Concern about whether or not childhood immunizations can trigger developmental delays in some children has been a growing question on the minds of parents in a world in which environmental toxins and their health consequences are regularly being exposed.
The medical establishment swears up and down that the mercury once used in vaccines is not the type that can cause damage – the same medical establishment that took thirty years to decide if eggs were part of a healthful diet and changed their position several times due to new research findings.
The government assures us there is no correlation between autism and childhood immunizations - the same government that allowed civilian exposure to radiation from nuclear testing.
Many parents are now asking to skip certain vaccines or to give the vaccines on a slower schedule to reduce the number of vaccines entering the system at one time. And, yes, some parents are skipping them altogether. Since immunizations are at the heart of pediatric medicine, this has raised an outcry among pediatricians. Many are willing to kick patients out of their practice either for not wanting to vaccinate or for simply asking to slow down the immunization schedule. In a recent study, 39% of pediatricians surveyed indicated that they would be willing to dismiss a family for refusing all vaccinations and 28% would dismiss for refusing select vaccines. The study’s authors urged pediatricians not to dismiss families but instead continue to see the patients so that they would have additional opportunities to educate the family. In fact, the authors recommend that this issue be raised every time the family comes to the office. Ironically, the authors argue that if the pediatrician dismisses the family that the children may have limited access to health care. There is no mention of what effect raising a contentious issue every time they come into the office might have on the family.
The American Academy of Pediatrics (AAP) notes that four percent of pediatricians have refused an immunization for their own children. They also recommend that pediatricians listen carefully and respectfully to parents’ concerns, recognizing that some parents may not use the same decision criteria as the physician and may weigh evidence very differently than the physician does. The main goal of medical ethics is to find the most humane and encompassing solution to a dilemma. A humane and encompassing solution to this conflict would support real listening on the part of both parties and encourage some sort of compromise that could foster mutual respect.
Private correspondence with the study’s main author revealed deeper insight into the study’s recommendation. When asked about a compromise such as delaying the immunization schedule so that vaccines could be given one at a time instead of in batches, the response was twofold: first, that that would delay coverage of children for a few extra months, and secondly, that doing so would encourage parents to think that there was some validity in their beliefs and that wasn’t an acceptable message to send.

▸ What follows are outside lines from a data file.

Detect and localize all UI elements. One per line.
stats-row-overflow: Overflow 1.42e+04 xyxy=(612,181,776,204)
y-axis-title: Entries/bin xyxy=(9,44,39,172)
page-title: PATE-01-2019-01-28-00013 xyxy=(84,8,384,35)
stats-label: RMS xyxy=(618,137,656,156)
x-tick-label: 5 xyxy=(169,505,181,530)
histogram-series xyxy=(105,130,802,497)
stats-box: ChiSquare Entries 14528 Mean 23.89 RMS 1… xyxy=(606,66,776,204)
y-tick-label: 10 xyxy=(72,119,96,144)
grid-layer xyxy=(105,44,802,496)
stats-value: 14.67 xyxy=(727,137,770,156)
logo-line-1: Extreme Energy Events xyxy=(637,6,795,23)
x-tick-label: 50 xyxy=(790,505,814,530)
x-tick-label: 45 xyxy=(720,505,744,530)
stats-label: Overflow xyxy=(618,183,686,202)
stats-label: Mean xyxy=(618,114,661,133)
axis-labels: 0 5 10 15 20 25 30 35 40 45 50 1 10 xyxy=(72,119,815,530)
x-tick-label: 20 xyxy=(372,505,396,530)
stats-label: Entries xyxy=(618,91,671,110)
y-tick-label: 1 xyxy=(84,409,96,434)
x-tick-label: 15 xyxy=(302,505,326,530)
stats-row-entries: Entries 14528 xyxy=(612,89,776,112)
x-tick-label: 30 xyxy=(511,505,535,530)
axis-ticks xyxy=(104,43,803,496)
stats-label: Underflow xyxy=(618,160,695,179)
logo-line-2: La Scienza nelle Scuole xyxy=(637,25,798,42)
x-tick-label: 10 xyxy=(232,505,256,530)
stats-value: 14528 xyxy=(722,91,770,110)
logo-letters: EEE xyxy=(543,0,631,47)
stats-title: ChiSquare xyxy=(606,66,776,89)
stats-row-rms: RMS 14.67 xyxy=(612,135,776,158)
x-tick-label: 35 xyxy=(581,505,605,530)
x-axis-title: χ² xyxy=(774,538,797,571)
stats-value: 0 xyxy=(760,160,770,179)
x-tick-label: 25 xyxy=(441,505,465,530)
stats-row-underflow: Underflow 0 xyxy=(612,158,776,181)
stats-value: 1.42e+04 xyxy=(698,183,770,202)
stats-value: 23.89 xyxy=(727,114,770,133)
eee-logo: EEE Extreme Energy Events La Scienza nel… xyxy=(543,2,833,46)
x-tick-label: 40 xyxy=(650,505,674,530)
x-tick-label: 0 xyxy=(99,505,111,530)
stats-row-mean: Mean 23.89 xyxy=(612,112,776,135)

How does one foster mutual respect when one party believes that there is no validity to the other party’s stance? Is it possible to agree to disagree? What harm does it do to accept that people may weigh evidence and benefit differently, as the AAP suggests? Flip the question around and ask what good it does to accept that people may weigh evidence and benefits differently. The good is fundamental – it is respect for individual autonomy. Autonomy, rightly or wrongly, is the cornerstone of western medical ethics.
Not so long ago physicians as a group were accused of being generally paternalistic toward patients. Thirty years ago it was common practice not to disclose grave diagnoses to patients when there was little curative treatment that medicine could offer. The rationale was that is would be too distressing for patients to be given a death sentence. That sort of attitude has changed, as well as the state of medicine, and today a physician would be found to have committed malpractice if he or she withheld a diagnosis from a patient. The change was gradual and there has been some meeting of the minds. The intention behind paternalism in most cases was a beneficent one – wanting to spare the patient and family distress. Medical ethics recognizes that beneficent intent and holds that there are limited, justified uses of paternalism even today. But what ethical stance is behind the insistence that immunizations are not harmful? Beneficence? Not likely. Wanting all children to be vaccinated is a form of beneficence because it refers to a desire to spare children and adults from serious illnesses. But the current debate isn’t about whether or not it is a general public good or even a specific individual good to be vaccinated. The fight is not about an ethical principle at all. It is about who is right.
That pediatricians are willing to take the stance that they know vaccines are safe and they are so certain of this that they are willing to dismiss families from their practices is a sure sign to me that hubris is now the biggest threat to individual autonomy.